My friend uttered those words to me today.  Violence begets violence.  Of course, she was talking about the protests that have sprung up all over the country in the wake of the death of George Floyd.  In case you’ve been living under a rock, he was killed by former Minneapolis Police Officer, Derek Chauvin. Chauvin kneeled on the back of Mr. Floyd’s neck for over eight minutes while he begged for his life, his dead mama, and exclaimed repeatedly, “I can’t breathe.”  I can’t breathe!!!  None of those words prompted this police officer, nor the three other officers that stood by and watched to stand up and allow Mr. Floyd to breathe.

The officers were promptly fired as this viral video spread across the globe.  Ultimately, Derek Chauvin was finally arrested for third-degree murder and manslaughter.  Yet, not before protests broke out in Minneapolis and a black/Hispanic reporter for CNN was arrested on-air while complying with police.  

And from there, the protests grew.  They are happening in every major city in the US.  Police in riot gear met each and every protest, peaceful or otherwise.  Video upon video of police brutality, over-reach, and disregard for human life found it’s way to the internet.  In NYC, a police car rammed into a crowd of protesters, in Salt Lake City an elderly man with a cane walking along the sidewalk was pushed to the ground for unknown reasons, another officer helped him to his feet.  In Minneapolis, people were shot with paint guns for the crime of sitting on their own front porch while tanks and the national guard rolled through their residential neighborhood!  In Seattle, a child was pepper-sprayed in the face.

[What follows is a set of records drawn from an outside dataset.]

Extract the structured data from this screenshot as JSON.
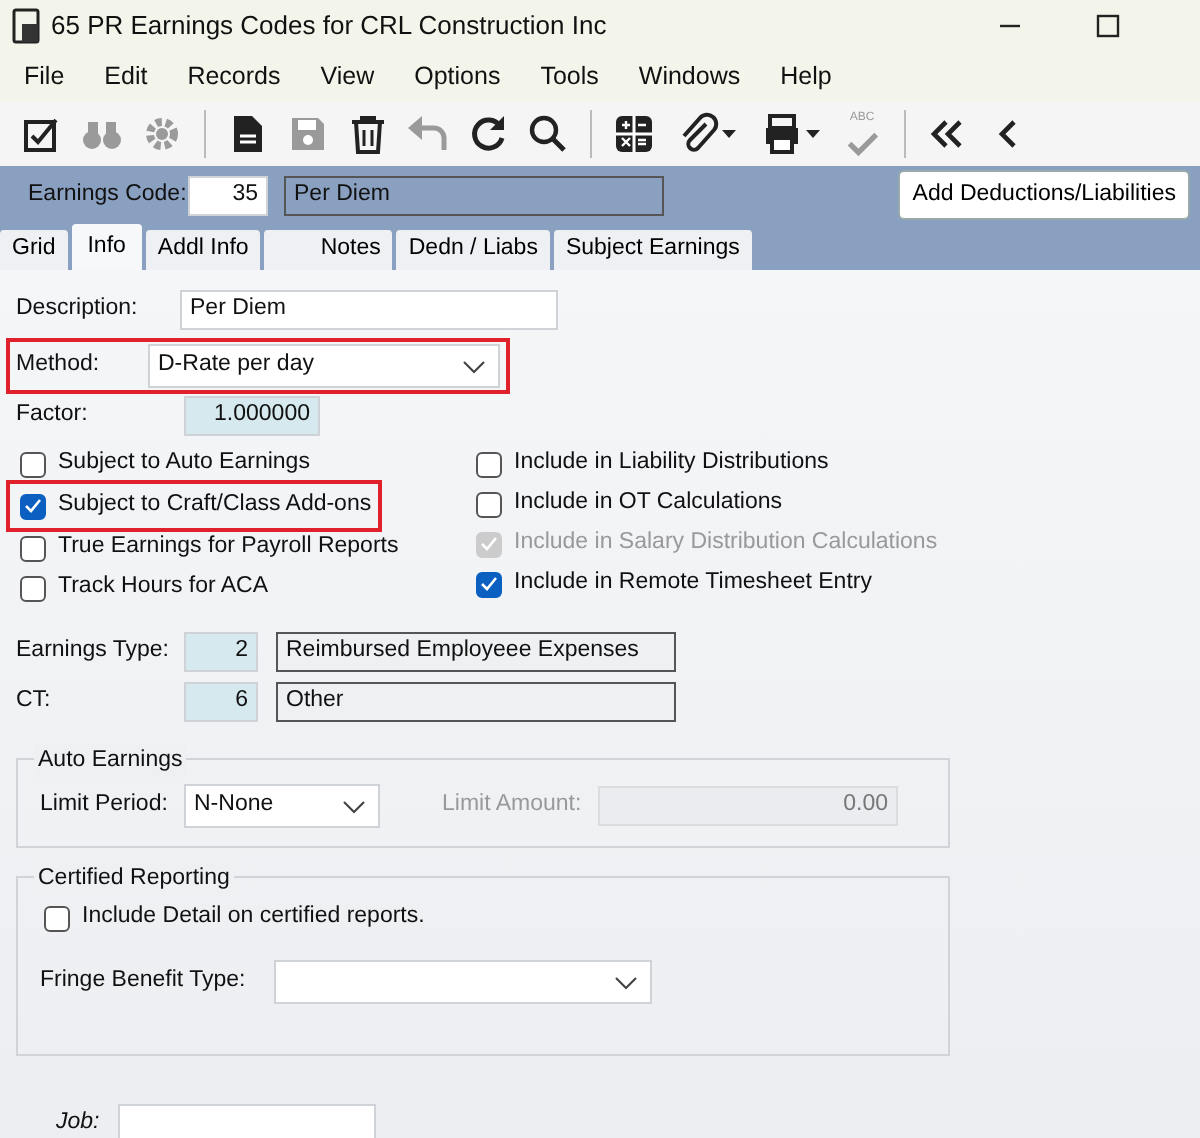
{
  "window": {
    "title": "65 PR Earnings Codes for CRL Construction Inc"
  },
  "menu": [
    "File",
    "Edit",
    "Records",
    "View",
    "Options",
    "Tools",
    "Windows",
    "Help"
  ],
  "toolbar": [
    {
      "kind": "edit",
      "disabled": false
    },
    {
      "kind": "binoculars",
      "disabled": true
    },
    {
      "kind": "gear",
      "disabled": true
    },
    {
      "kind": "sep"
    },
    {
      "kind": "document",
      "disabled": false
    },
    {
      "kind": "save",
      "disabled": true
    },
    {
      "kind": "trash",
      "disabled": false
    },
    {
      "kind": "undo",
      "disabled": true
    },
    {
      "kind": "refresh",
      "disabled": false
    },
    {
      "kind": "search",
      "disabled": false
    },
    {
      "kind": "sep"
    },
    {
      "kind": "calculator",
      "disabled": false
    },
    {
      "kind": "paperclip",
      "disabled": false,
      "dropdown": true
    },
    {
      "kind": "printer",
      "disabled": false,
      "dropdown": true
    },
    {
      "kind": "spellcheck",
      "disabled": true,
      "label": "ABC"
    },
    {
      "kind": "sep"
    },
    {
      "kind": "first",
      "disabled": false
    },
    {
      "kind": "previous",
      "disabled": false
    }
  ],
  "header": {
    "code_label": "Earnings Code:",
    "code": "35",
    "code_description": "Per Diem",
    "button": "Add Deductions/Liabilities"
  },
  "tabs": [
    {
      "label": "Grid",
      "selected": false
    },
    {
      "label": "Info",
      "selected": true
    },
    {
      "label": "Addl Info",
      "selected": false
    },
    {
      "label": "Notes",
      "selected": false
    },
    {
      "label": "Dedn / Liabs",
      "selected": false
    },
    {
      "label": "Subject Earnings",
      "selected": false
    }
  ],
  "description": {
    "label": "Description:",
    "value": "Per Diem"
  },
  "method": {
    "label": "Method:",
    "value": "D-Rate per day",
    "highlighted": true
  },
  "factor": {
    "label": "Factor:",
    "value": "1.000000"
  },
  "checkboxes_left": [
    {
      "label": "Subject to Auto Earnings",
      "checked": false,
      "disabled": false,
      "highlighted": false
    },
    {
      "label": "Subject to Craft/Class Add-ons",
      "checked": true,
      "disabled": false,
      "highlighted": true
    },
    {
      "label": "True Earnings for Payroll Reports",
      "checked": false,
      "disabled": false,
      "highlighted": false
    },
    {
      "label": "Track Hours for ACA",
      "checked": false,
      "disabled": false,
      "highlighted": false
    }
  ],
  "checkboxes_right": [
    {
      "label": "Include in Liability Distributions",
      "checked": false,
      "disabled": false
    },
    {
      "label": "Include in OT Calculations",
      "checked": false,
      "disabled": false
    },
    {
      "label": "Include in Salary Distribution Calculations",
      "checked": true,
      "disabled": true
    },
    {
      "label": "Include in Remote Timesheet Entry",
      "checked": true,
      "disabled": false
    }
  ],
  "earnings_type": {
    "label": "Earnings Type:",
    "code": "2",
    "description": "Reimbursed Employeee Expenses"
  },
  "ct": {
    "label": "CT:",
    "code": "6",
    "description": "Other"
  },
  "auto_earnings": {
    "title": "Auto Earnings",
    "limit_period_label": "Limit Period:",
    "limit_period": "N-None",
    "limit_amount_label": "Limit Amount:",
    "limit_amount": "0.00",
    "limit_amount_disabled": true
  },
  "certified_reporting": {
    "title": "Certified Reporting",
    "include_detail": {
      "label": "Include Detail on certified reports.",
      "checked": false
    },
    "fringe_label": "Fringe Benefit Type:"
  },
  "job": {
    "label": "Job:"
  }
}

And while we watch as the National Guard rolls into the cities nationwide, while the police come out in full force with riot gear to subdue people who are holding peaceful vigils for a black man that was killed by one of their own, we must continue to wonder where the National Guard was while white supremacist stood on the steps of state capital buildings armed with semi-automatic rifles and scared state legislators into closing.  Where was the national guard when white people protested stay at home orders to keep the country safe because they wanted to get a haircut or eat out at a restaurant by blocking the ambulance bay of a hospital? Why do we only call out the national guard when people of color peacefully protest the infringement of their lands, their burial grounds, their water, their freedom, their safety, and their very lives?? Why are the human rights of people of color any less important than the supposed freedom of white people? 

These riots are not new; they’ve been simmering on the back burner for decades.  People rise up, and the government gives them a token.  They go back to their lives until the next person is killed.  People rise up and are given a token, lather, rinse, repeat.  It’s time for real, fundamental change. Tokens aren’t going to cut it anymore. 

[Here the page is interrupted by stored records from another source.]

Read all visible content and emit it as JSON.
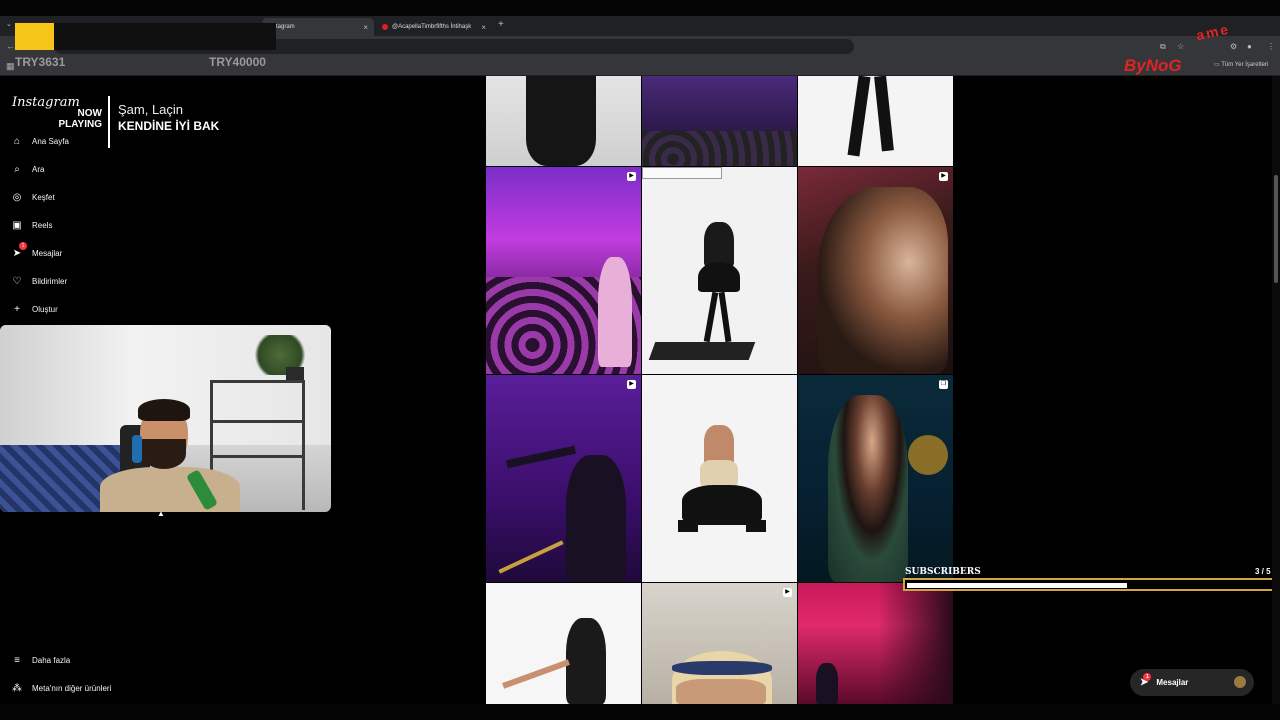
{
  "browser": {
    "tabs": [
      {
        "label": "Instagram",
        "active": true
      },
      {
        "label": "@AcapellaTimbrfifths İntihaşk",
        "active": false
      }
    ],
    "bookmark_texts": [
      "TRY3631",
      "TRY40000"
    ],
    "all_bookmarks_label": "Tüm Yer İşaretleri"
  },
  "brand": {
    "text": "ByNoG",
    "super": "ame"
  },
  "instagram": {
    "logo": "Instagram",
    "now_playing": {
      "label_line1": "NOW",
      "label_line2": "PLAYING",
      "artist": "Şam, Laçin",
      "song": "KENDİNE İYİ BAK"
    },
    "nav": [
      {
        "label": "Ana Sayfa",
        "icon": "home-icon"
      },
      {
        "label": "Ara",
        "icon": "search-icon"
      },
      {
        "label": "Keşfet",
        "icon": "explore-icon"
      },
      {
        "label": "Reels",
        "icon": "reels-icon"
      },
      {
        "label": "Mesajlar",
        "icon": "messenger-icon",
        "badge": "1"
      },
      {
        "label": "Bildirimler",
        "icon": "heart-icon"
      },
      {
        "label": "Oluştur",
        "icon": "plus-icon"
      }
    ],
    "bottom": [
      {
        "label": "Daha fazla",
        "icon": "menu-icon"
      },
      {
        "label": "Meta'nın diğer ürünleri",
        "icon": "meta-icon"
      }
    ],
    "messages_pill": {
      "label": "Mesajlar",
      "badge": "1"
    }
  },
  "subscribers": {
    "label": "SUBSCRIBERS",
    "count": "3 / 5",
    "progress": 0.6
  },
  "colors": {
    "accent_red": "#e02424",
    "badge_red": "#ff3040",
    "progress_border": "#d4a441"
  }
}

If 2020 has taught us anything, it’s that normal is no longer normal.  We must be bold, we must be brave, and we must stand for kindness.  We need to stand up to the bullies, we need to teach our children to love each other, no matter their color, sexual orientation, or religion.  We need to learn to co-exist as one species and stop letting nationalism, hatred, jealousy, and greed separate us. 

If we can take away anything from this last week, it’s not that violence begets violence, but challenging the status quo begets violence. We need to pave a new future where the status quo equals human rights and social equality and not more money for the rich.

Tina Civil Unrest

One Comment

  1. Very well said, my friend. The old normal is the problem. We need to create a true new normal with true democracy and rights for everybody. Not just for white, middle aged, heterosexual, cisgender, affluent men.